そもそも、これまでばれてないことがビックリだ。なんだ、私にそこまで胸がないと言いたいのか。さては女子力の方か。
なんにせよ、どっと落ち込む。
「単刀直入に言う。お前は昨晩、逆上せて治療室に運ばれたんじゃない。大量に流血し、気絶したために運ばれたんだ」
レオンの言葉は、何故だかストンと胸に落ちてきた。
なんとなくどこかでわかっていたからだ。逆上せて気を失うほど湯殿にいたわけじゃないし、何より更衣場までは私は普通に歩いていたのだ。
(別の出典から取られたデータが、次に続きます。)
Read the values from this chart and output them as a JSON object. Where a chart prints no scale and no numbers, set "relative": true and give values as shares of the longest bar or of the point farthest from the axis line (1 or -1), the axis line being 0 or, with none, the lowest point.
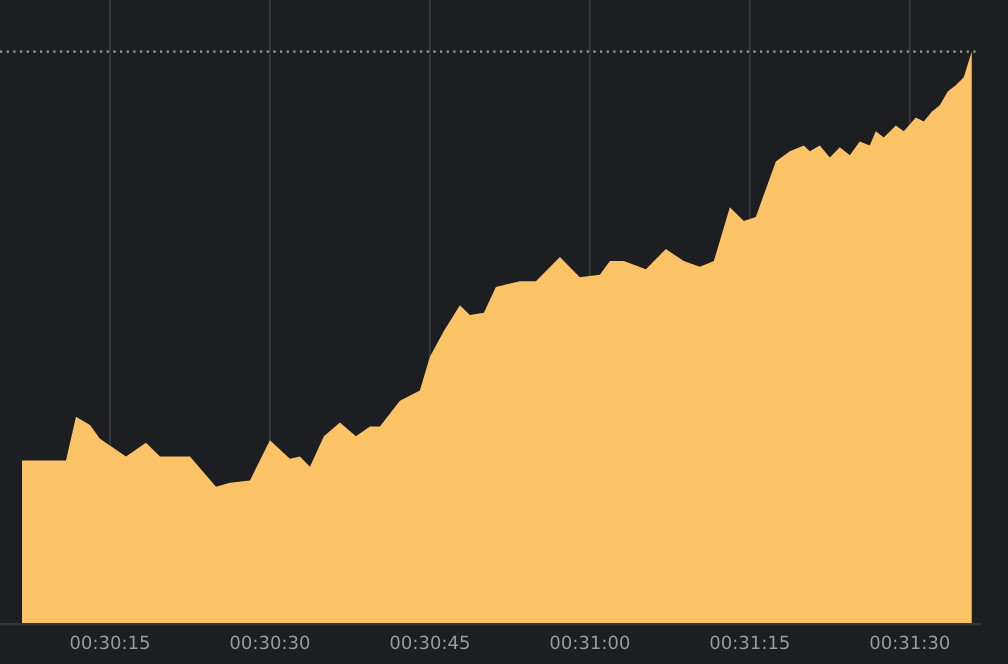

ただ、その大量の流血というのには、心当たりがなかった。
「流、血? って、どこから……」
「背中だ」
ビクッと体が跳ねる。そっと自分の背中を撫でてみた。
今は特になんともないように思う。ここから、血が流れた?
「幸い、止血したらすぐに血は止まった。どころか、綺麗さっぱり傷も消えているらしい」
「え…お、俺……」
私の体、大丈夫、なの? いきなり血を流したり、それが跡形もなく消えたり。どこか、おかしくなってるんじゃないだろうか。それから実は病気でしたなんてことが、あったりなんて。この世界で、死ぬかもしれない可能性が、あるかもしれない?
パニックに陥りそうな私の思考を、レオンがとどめのように混乱に突き落とす。
「一つ聞く。クラモチ、この世界に来る前のことを覚えているか?」
自分の表情が、凍りついたのがわかった。
何かを喋ろうとして喘ぎ、結局言葉がなにも出ずに口を閉じる。
そのことを。考えるときが来たのか。
「……大事なことだ。だから、例えお前が思い出したくないことでも、話すまで待つ」
どうして。いいじゃないか。この世界で生きていく上で、関係のない話なんだから、放っておいてくれればいいのに。
後退ろうとする私の腕を、レオンが掴んで引き止める。
「は、なせ」
「駄目だ」
「頼む、から」
「こればかりは聞いてやれない」
振り払おうとするのに、圧倒的な力の差で押さえ込まれる。
何だよ。何でこんなときに、力の差なんて感じなきゃいけないんだ。しばらく忘れていたのに。私は今、男なのに。
「思い出したく、ないんだ」
背中からゾッとした感覚が這い登る。頭を抱えて、すべてから逃げたくなる。
逃げない。逃げたくないよ。でも、怖いんだ。
そっと、頬に手が添えられる。その感覚に、私はびくりと身を震わせた。
「一人にしない。お前がもういいと言うまで、側にいてやる」
顎の下に私を収め、レオンは私の背を撫でる。
なんだよ、側にいてやるって。そんな、プロポーズみたいな。
唇を噛もうとして、やめる。何度もやめるように注意されていたのを思い出したからだ。
その代わり、レオンの袖をこっそり掴んだ。
何度も何度も、思い知る。
私は何だかんだいつまでも甘い。レオンの足手まといになりたくないなんて考えておきながら、結局足を引っ張っている。覚悟が足りないのだ。
目を瞑る。
もういいでしょ? 私は、可愛いげのある守ってあげたい女の子が似合うタイプじゃない。そうなりたいとも思わない。
私は、守りたいのだ。
思い出せ。事細かに、何もかも。あの時のことを。
「……私は……」
ピクッとレオンが眉を動かした。私はそれに、気づかない。思い出すために目を閉じていたために。
靴紐を結ぶためにしゃがみこんだ。
背後から聞こえた砂利を踏む音。
あれ? 何だか、おかしい。
私は振り返り、向かい来る鈍く光る刃を瞳に写して。
「う、あ」
あぁ、そうだ。そうか。
私は、もしかして、死んだのか。